An NSS-based application can let users augment the system CA database with their own set of certificates. These are stored in a file named either cert8.db or cert9.db somewhere under the user's home directory. With Firefox, for example:
-> cd ~/.mozilla/firefox/*.default* -> file cert?.db cert8.db: Berkeley DB 1.85 (Hash, version 2, native byte-order) cert9.db: SQLite 3.x database, last written using SQLite version 3020001
The files differ by the database engine, either Berkeley DB or SQLite. Current versions of NSS favor SQLite because this engine allows a user to concurrently share a single file among multiple applications, perhaps using common ~/.pki/nssdb/cert9.db for both Firefox and Thunderbird. Both files coexist peacefully but independently; an application picks one. You can communicate your choice of engine by setting environment variable NSS_DEFAULT_DB_TYPE to "sql" or "dbm". In the absence of this guidance, NSS uses the legacy DB file.

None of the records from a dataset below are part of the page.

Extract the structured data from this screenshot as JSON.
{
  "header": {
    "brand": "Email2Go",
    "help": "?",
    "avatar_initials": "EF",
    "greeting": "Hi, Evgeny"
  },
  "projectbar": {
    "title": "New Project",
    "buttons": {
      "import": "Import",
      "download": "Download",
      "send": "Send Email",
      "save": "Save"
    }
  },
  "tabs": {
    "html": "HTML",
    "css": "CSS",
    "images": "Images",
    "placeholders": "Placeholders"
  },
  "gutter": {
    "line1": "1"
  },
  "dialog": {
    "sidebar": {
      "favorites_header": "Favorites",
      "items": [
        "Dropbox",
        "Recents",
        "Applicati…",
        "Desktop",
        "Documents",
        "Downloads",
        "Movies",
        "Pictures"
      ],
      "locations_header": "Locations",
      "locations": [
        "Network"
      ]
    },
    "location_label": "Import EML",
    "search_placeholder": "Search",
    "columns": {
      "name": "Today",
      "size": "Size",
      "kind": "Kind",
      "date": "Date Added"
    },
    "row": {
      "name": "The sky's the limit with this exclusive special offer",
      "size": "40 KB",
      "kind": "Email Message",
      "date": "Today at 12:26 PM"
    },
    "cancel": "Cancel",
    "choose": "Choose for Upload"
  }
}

You can use certutil (package nss-tools) to have a look at your application's CAs:
-> cd ~/.mozilla/firefox/*.default* -> certutil -d . -L | tail --lines +5 | sort AlphaSSL CA - SHA256 - G2 ,, ⋮ Verizon Akamai SureServer CA G14-SHA2 ,, -> certutil -d . -L | tail --lines +5 | wc --lines 66
Option -d tells certutil where to look for cert8.db or cert9.db, and option -L tells certutil to list the certificates in the file. (The tail pipe trims the initial five header lines, which are not informative here.) You can then get the skinny on a specific certificate, given its name above; for example:
-> certutil -d . -L -n "Let's Encrypt Authority X3" Certificate: Data: Version: 3 (0x2) Serial Number: 0a:01:41:42:00:00:01:53:85:73:6a:0b:85:ec:a7:08 ⋮ lot's more omitted
When managing certificates, certutil checks environment variable NSS_DEFAULT_DB_TYPE for the database type, given as "sql" or "dbm". In the absence of the latter guidance, it goes with DB. It balks when it tries the wrong format:
-> NSS_DEFAULT_DB_TYPE=dbm certutil -L -d $HOME/.pki/nssdb certutil: function failed: SEC_ERROR_LEGACY_DATABASE: The certificate/key database is in an old, unsupported format.

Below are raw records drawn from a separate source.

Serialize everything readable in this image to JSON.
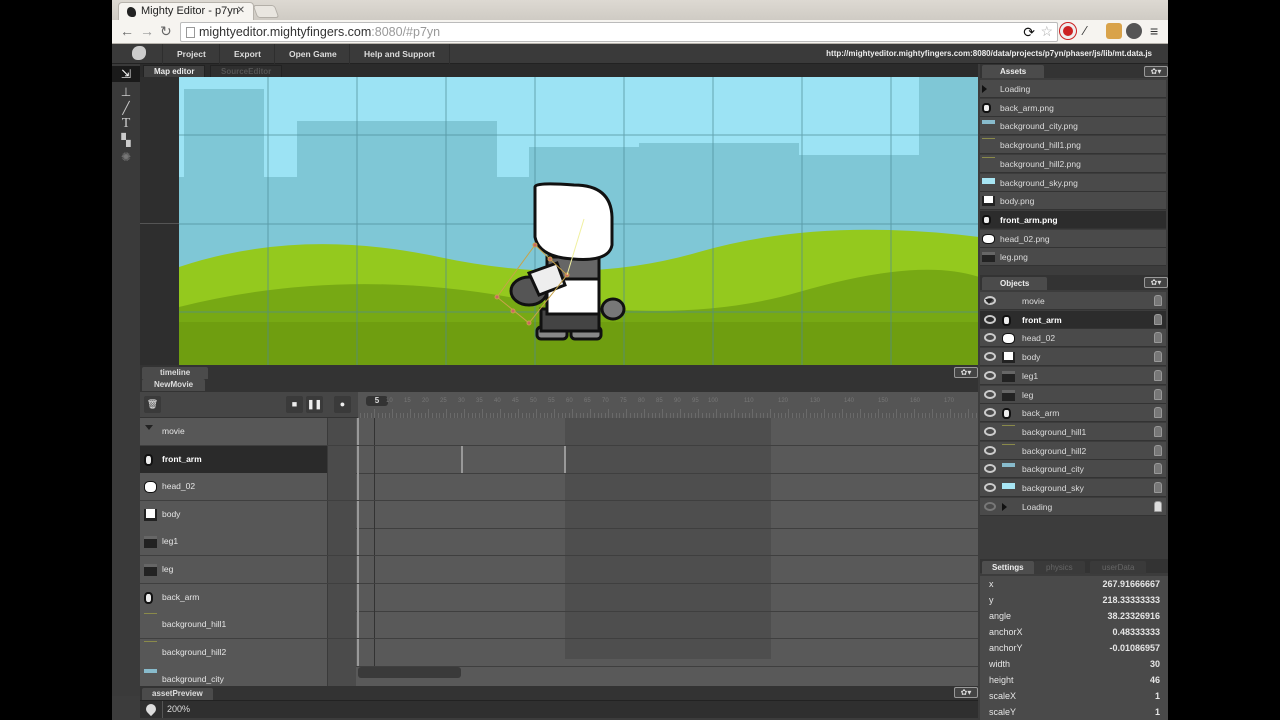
{
  "browser": {
    "tab_title": "Mighty Editor - p7yn",
    "url_host": "mightyeditor.mightyfingers.com",
    "url_rest": ":8080/#p7yn",
    "icons": [
      "back-icon",
      "forward-icon",
      "reload-icon",
      "page-icon",
      "refresh-icon",
      "star-icon",
      "adblock-icon",
      "eyedropper-icon",
      "extension-icon",
      "globe-icon",
      "menu-icon"
    ]
  },
  "menu": {
    "items": [
      "Project",
      "Export",
      "Open Game",
      "Help and Support"
    ],
    "data_url": "http://mightyeditor.mightyfingers.com:8080/data/projects/p7yn/phaser/js/lib/mt.data.js"
  },
  "tools": [
    "move-tool",
    "stamp-tool",
    "brush-tool",
    "text-tool",
    "tile-tool",
    "physics-tool"
  ],
  "editor_tabs": [
    "Map editor",
    "SourceEditor"
  ],
  "timeline": {
    "tabs": [
      "timeline",
      "NewMovie"
    ],
    "current_frame": "5",
    "ruler_labels": [
      "10",
      "15",
      "20",
      "25",
      "30",
      "35",
      "40",
      "45",
      "50",
      "55",
      "60",
      "65",
      "70",
      "75",
      "80",
      "85",
      "90",
      "95",
      "100",
      "110",
      "120",
      "130",
      "140",
      "150",
      "160",
      "170"
    ],
    "tracks": [
      {
        "name": "movie",
        "icon": "triangle-down",
        "selected": false
      },
      {
        "name": "front_arm",
        "icon": "arm",
        "selected": true
      },
      {
        "name": "head_02",
        "icon": "head",
        "selected": false
      },
      {
        "name": "body",
        "icon": "body",
        "selected": false
      },
      {
        "name": "leg1",
        "icon": "leg",
        "selected": false
      },
      {
        "name": "leg",
        "icon": "leg",
        "selected": false
      },
      {
        "name": "back_arm",
        "icon": "arm",
        "selected": false
      },
      {
        "name": "background_hill1",
        "icon": "hill",
        "selected": false
      },
      {
        "name": "background_hill2",
        "icon": "hill",
        "selected": false
      },
      {
        "name": "background_city",
        "icon": "city",
        "selected": false
      }
    ]
  },
  "asset_preview": {
    "tab": "assetPreview",
    "zoom": "200%"
  },
  "assets": {
    "title": "Assets",
    "items": [
      {
        "name": "Loading",
        "icon": "folder"
      },
      {
        "name": "back_arm.png",
        "icon": "arm"
      },
      {
        "name": "background_city.png",
        "icon": "city"
      },
      {
        "name": "background_hill1.png",
        "icon": "hill"
      },
      {
        "name": "background_hill2.png",
        "icon": "hill"
      },
      {
        "name": "background_sky.png",
        "icon": "sky"
      },
      {
        "name": "body.png",
        "icon": "body"
      },
      {
        "name": "front_arm.png",
        "icon": "arm",
        "selected": true
      },
      {
        "name": "head_02.png",
        "icon": "head"
      },
      {
        "name": "leg.png",
        "icon": "leg"
      }
    ]
  },
  "objects": {
    "title": "Objects",
    "items": [
      {
        "name": "movie",
        "icon": "triangle-down"
      },
      {
        "name": "front_arm",
        "icon": "arm",
        "selected": true
      },
      {
        "name": "head_02",
        "icon": "head"
      },
      {
        "name": "body",
        "icon": "body"
      },
      {
        "name": "leg1",
        "icon": "leg"
      },
      {
        "name": "leg",
        "icon": "leg"
      },
      {
        "name": "back_arm",
        "icon": "arm"
      },
      {
        "name": "background_hill1",
        "icon": "hill"
      },
      {
        "name": "background_hill2",
        "icon": "hill"
      },
      {
        "name": "background_city",
        "icon": "city"
      },
      {
        "name": "background_sky",
        "icon": "sky"
      },
      {
        "name": "Loading",
        "icon": "triangle-right",
        "locked": true
      }
    ]
  },
  "settings": {
    "tabs": [
      "Settings",
      "physics",
      "userData"
    ],
    "props": [
      {
        "key": "x",
        "value": "267.91666667"
      },
      {
        "key": "y",
        "value": "218.33333333"
      },
      {
        "key": "angle",
        "value": "38.23326916"
      },
      {
        "key": "anchorX",
        "value": "0.48333333"
      },
      {
        "key": "anchorY",
        "value": "-0.01086957"
      },
      {
        "key": "width",
        "value": "30"
      },
      {
        "key": "height",
        "value": "46"
      },
      {
        "key": "scaleX",
        "value": "1"
      },
      {
        "key": "scaleY",
        "value": "1"
      }
    ]
  },
  "colors": {
    "sky": "#9ce3f4",
    "hill": "#8cc21c",
    "panel": "#3c3c3c",
    "selected": "#2a2a2a"
  }
}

You can easily lend a hand by prepending "sql:" or "dbm:" to the directory name:
-> certutil -d sql:$HOME/.pki/nssdb -L ⋮
You can also use certutil to add, modify, or delete certificates; the man page has details. Applications like Firefox and Thunderbird provide GUI management of your custom NSS certificates.